Quando a mulher filipina de 42 anos abriu a porta de seu pequeno
apartamento em Hong Kong, três anos atrás, viu dois advogados com um
homem que ela nunca tinha visto. Eles explicaram que o homem precisava
de um lugar para se esconder e o apresentaram como Edward Snowden. "Na
primeira vez que o vi, não sabia quem era", lembrou a mulher, Vanessa
Mae Bondalian Rodel, em uma entrevista.
"Não tinha ideia." Rodel é um de
pelo menos quatro moradores de Hong Kong que receberam Snowden, o
ex-técnico da Agência de Segurança Nacional (NSA, na sigla em inglês),
quando ele fugiu dos EUA em junho de 2013.

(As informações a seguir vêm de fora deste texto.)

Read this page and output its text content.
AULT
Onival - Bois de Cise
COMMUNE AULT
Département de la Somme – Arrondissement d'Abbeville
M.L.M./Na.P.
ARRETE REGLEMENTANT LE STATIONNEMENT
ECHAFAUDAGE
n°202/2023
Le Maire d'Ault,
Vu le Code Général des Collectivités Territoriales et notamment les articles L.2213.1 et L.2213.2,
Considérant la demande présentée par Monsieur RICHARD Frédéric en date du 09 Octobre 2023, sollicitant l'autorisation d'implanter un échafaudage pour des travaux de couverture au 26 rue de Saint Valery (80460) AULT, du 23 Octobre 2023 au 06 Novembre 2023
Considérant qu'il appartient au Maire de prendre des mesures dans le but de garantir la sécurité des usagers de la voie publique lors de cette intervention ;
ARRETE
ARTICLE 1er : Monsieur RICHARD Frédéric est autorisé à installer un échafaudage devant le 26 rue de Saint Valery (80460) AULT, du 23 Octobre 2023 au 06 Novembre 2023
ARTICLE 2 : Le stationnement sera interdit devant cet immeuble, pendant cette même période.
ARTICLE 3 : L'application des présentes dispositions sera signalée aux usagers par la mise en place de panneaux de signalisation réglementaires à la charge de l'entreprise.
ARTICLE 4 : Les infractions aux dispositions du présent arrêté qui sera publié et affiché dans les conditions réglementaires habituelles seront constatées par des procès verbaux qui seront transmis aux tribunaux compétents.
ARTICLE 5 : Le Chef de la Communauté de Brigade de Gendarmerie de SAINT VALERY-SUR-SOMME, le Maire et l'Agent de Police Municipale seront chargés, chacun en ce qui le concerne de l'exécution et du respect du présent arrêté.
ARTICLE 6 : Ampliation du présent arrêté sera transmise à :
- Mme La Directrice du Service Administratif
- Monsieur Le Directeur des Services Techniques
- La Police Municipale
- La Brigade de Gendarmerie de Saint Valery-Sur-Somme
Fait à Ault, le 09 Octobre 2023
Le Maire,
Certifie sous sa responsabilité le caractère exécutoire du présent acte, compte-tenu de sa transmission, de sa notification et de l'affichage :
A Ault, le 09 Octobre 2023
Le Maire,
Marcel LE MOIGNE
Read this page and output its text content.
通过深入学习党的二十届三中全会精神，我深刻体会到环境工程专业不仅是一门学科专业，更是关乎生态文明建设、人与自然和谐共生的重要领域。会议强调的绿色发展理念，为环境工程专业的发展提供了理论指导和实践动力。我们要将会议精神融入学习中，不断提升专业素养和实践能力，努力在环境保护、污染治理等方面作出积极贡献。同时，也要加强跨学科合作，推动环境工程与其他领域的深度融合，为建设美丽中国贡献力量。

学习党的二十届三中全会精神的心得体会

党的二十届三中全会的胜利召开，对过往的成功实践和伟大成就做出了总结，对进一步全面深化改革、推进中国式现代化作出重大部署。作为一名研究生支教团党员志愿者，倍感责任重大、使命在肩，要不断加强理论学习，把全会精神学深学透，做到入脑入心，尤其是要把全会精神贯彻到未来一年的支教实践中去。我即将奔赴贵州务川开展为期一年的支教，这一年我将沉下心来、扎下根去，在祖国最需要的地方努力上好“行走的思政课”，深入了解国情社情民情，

Só agora eles decidiram falar
sobre a experiência, revelando um novo capítulo na odisseia que
empolgou o mundo depois que Snowden revelou que a SNA tinha monitorado
as ligações, e-mails e atividades na web de milhões de americanos e
outros. Na época, governos e canais de notícias se esforçavam para
encontrar a fonte dos vazamentos que foram publicados nos jornais "The
Guardian", britânico, e "The Washington Post", americano.
Em uma
entrevista gravada em um quarto de hotel, Snowden se identificou e
revelou que estava em Hong Kong. Depois se escondeu. Cerca de duas
semanas depois ele apareceu em Moscou. Nunca ficou claro onde Snowden
esteve durante os dias críticos depois que deixou o quarto no Mira
Hotel, de cinco estrelas, quando os EUA exigiram sua volta. Afinal, ele
estava com Rodel e outros como ela --homens e mulheres que buscam asilo
político em Hong Kong e vivem em edifícios superlotados nos bairros mais
pobres da cidade.
Eram todos clientes de um dos advogados de Snowden em
Hong Kong, Robert Tibbo, que arranjou para que ficasse com eles. Rodel
disse que Snowden dormiu em seu quarto enquanto ela e sua filha de 1 ano
se mudaram para o único outro cômodo. Sem saber o que ele gostava de
comer, ela lhe comprou um Egg McMuffin e chá gelado no McDonald's.
"Minha primeira impressão de seu rosto foi que ele estava assustado,
muito preocupado", disse ela. Segundo Rodel, seu hóspede inesperado
"usava seu computador o dia todo e a noite toda". Ela contou que não
tinha serviço de internet, mas Tibbo lhe forneceu acesso por celular.